Both men dismiss that other plank of declinist conventional wisdom, the assumption that China’s hot breath is on America’s neck and that it is about to take over. That’s an “overreaction,” Brzezinski writes, on a par with 1980s fears that the United States was about to become a wholly owned subsidiary of Japan. China is still decades behind on all the measures that count and has shown little sign of wanting to assume America’s central role. It might just be biding its time, but Kagan makes a good case that its geopolitical position is not propitious: while the United States is flanked by oceans, China is encircled by wary, watchful neighbors. It cannot so easily head out into the world to serve as a global naval power and hegemon.
The two authors agree that it’s in every­one’s interest, not just America’s, for the United States to remain dominant. Kagan frames his essay with a device borrowed from the Frank Capra classic “It’s a Wonderful Life,” imagining the world if America were not there to play global superpower. He provides a compelling demonstration that whether it’s protecting the sea lanes vital for free trade or nudging societies toward democracy, the world stands a better chance with America in prime position than it would with China or Russia in the lead. Brzezinski similarly asks us to imagine the Internet if it were under the de facto stewardship of Moscow or Beijing rather than Washington.
Of the two, it is Brzezinski, predictably, who is more alert to the long history of United States intrusion abroad — including the toppling of democratic governments and the gobbling up of developing nations’ resources — that might make non-­Americans skeptical of the merits of American dominance. But both are persuasive that American mastery is better than any plausible alternative (if only because a world without any dominant power is itself implausible).

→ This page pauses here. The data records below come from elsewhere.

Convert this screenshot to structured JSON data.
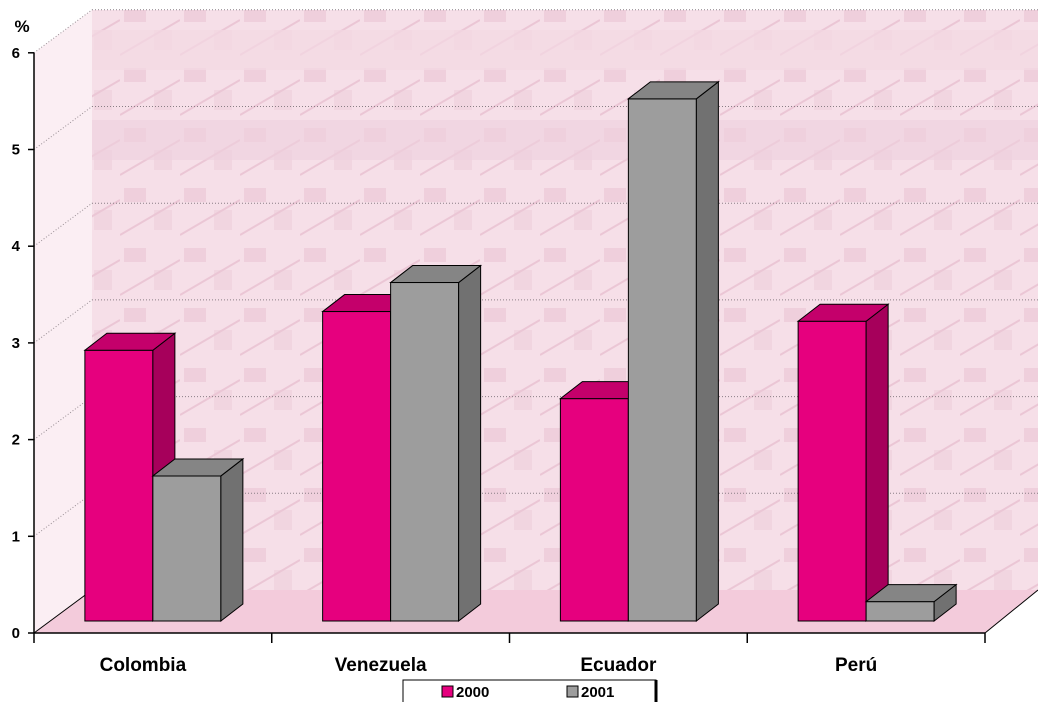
{
  "chart_data": {
    "type": "bar",
    "title": "",
    "xlabel": "",
    "ylabel": "%",
    "ylim": [
      0,
      6
    ],
    "yticks": [
      "0",
      "1",
      "2",
      "3",
      "4",
      "5",
      "6"
    ],
    "categories": [
      "Colombia",
      "Venezuela",
      "Ecuador",
      "Perú"
    ],
    "series": [
      {
        "name": "2000",
        "values": [
          2.8,
          3.2,
          2.3,
          3.1
        ],
        "color": "#E6007E"
      },
      {
        "name": "2001",
        "values": [
          1.5,
          3.5,
          5.4,
          0.2
        ],
        "color": "#9D9D9D"
      }
    ],
    "legend_position": "bottom-center",
    "grid": true,
    "style": "3d-bar",
    "background": "faded pink industrial photo"
  }
}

Above all, Brzezinski and Kagan unite in arguing against fatalism. American decline is not preordained, but neither is the status quo. If Americans want to remain on top, they will have to fight for that position, making some painful changes in the process (including, Brzezinski says, to a dysfunctional, paralyzed political system). But it’s worth it, chiefly because the current international order — more or less stable and free from world war for seven decades — will not maintain itself. Given what else is out there, the world still needs America.
Jonathan Freedland is an editorial page columnist for The Guardian of London.